As you can see, this is a complicated but promising subject. Actually this effect can explain several facts related to the treatment of different cancers. One kind of treatment that has been tried, without success, is the therapy focused on inhibiting the formation of new blood vessels, or antiangiogenic therapy. Antiangiogenic drugs produce an oxygen decrease, or hypoxia, around the cancer promoting oxidative stress and autophagy. These conditions are ideal for cancer cells to grow and divide because they are fed by the nutrients produced by the surrounding fibroblast through autophagy.
On the other hand, there have been some studies using drugs that block autophagy, preventing the fibroblasts digestion and subsequent release of nutrients for the cancer cells to use. Malaria drug chloroquine uses this mechanism and it would be very interesting to study its effect on cancer. In addition, drugs that supress mitochondria’s ability to use lactate and other glycolytic products could help block the energy supply of the cancer cells. Actually, one of these drugs used in diabetes treatment, metformin, has an effect on cancer cells. Diabetic patients who are taking metformin have less risk of having cancer. However, this hasn’t been scientifically proven.
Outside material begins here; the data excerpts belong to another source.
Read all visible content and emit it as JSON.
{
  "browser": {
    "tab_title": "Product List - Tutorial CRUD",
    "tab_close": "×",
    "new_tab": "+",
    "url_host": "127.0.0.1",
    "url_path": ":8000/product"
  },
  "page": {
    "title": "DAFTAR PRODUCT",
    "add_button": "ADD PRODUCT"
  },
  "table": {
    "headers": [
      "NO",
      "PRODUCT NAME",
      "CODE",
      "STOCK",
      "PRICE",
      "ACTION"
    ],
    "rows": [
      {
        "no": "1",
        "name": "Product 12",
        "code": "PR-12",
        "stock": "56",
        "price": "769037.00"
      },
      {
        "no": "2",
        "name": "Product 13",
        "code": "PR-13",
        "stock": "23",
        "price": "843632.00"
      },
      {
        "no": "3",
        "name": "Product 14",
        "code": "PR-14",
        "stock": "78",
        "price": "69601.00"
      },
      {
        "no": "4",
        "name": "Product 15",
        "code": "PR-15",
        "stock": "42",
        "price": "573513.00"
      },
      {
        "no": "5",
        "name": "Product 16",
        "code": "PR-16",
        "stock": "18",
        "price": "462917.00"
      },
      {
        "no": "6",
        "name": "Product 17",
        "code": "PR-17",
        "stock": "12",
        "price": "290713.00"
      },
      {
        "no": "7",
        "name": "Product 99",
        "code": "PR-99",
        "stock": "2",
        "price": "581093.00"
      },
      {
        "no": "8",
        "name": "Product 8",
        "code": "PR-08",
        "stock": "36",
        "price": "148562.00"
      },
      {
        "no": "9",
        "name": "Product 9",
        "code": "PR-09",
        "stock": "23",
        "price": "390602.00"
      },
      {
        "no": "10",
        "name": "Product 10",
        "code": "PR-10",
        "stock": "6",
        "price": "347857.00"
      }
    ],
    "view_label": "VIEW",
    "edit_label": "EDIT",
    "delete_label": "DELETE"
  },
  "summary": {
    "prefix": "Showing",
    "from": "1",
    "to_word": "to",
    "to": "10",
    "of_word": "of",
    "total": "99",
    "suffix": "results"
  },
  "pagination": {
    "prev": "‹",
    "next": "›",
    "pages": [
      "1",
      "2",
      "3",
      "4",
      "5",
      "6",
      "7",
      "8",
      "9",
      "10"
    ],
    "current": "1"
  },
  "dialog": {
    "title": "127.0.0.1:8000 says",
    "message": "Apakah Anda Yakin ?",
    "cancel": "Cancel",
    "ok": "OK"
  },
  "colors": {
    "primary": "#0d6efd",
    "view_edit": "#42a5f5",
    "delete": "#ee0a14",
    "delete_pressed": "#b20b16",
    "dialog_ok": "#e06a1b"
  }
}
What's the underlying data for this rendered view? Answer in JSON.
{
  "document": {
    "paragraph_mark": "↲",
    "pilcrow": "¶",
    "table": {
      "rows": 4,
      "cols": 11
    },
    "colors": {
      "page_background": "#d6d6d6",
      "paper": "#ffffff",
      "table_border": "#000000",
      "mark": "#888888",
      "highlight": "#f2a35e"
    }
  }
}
In short, studying the processes of energy production and consumption, or metabolism, in cancer cells and their surrounding cells is a very promising research field, as well as the study of drugs already used for other diseases and their effect on cancer. This opens a new line of future cancer treatments that hopefully will have positive results and help decrease the mortality produced by this group of diseases called “cancer”.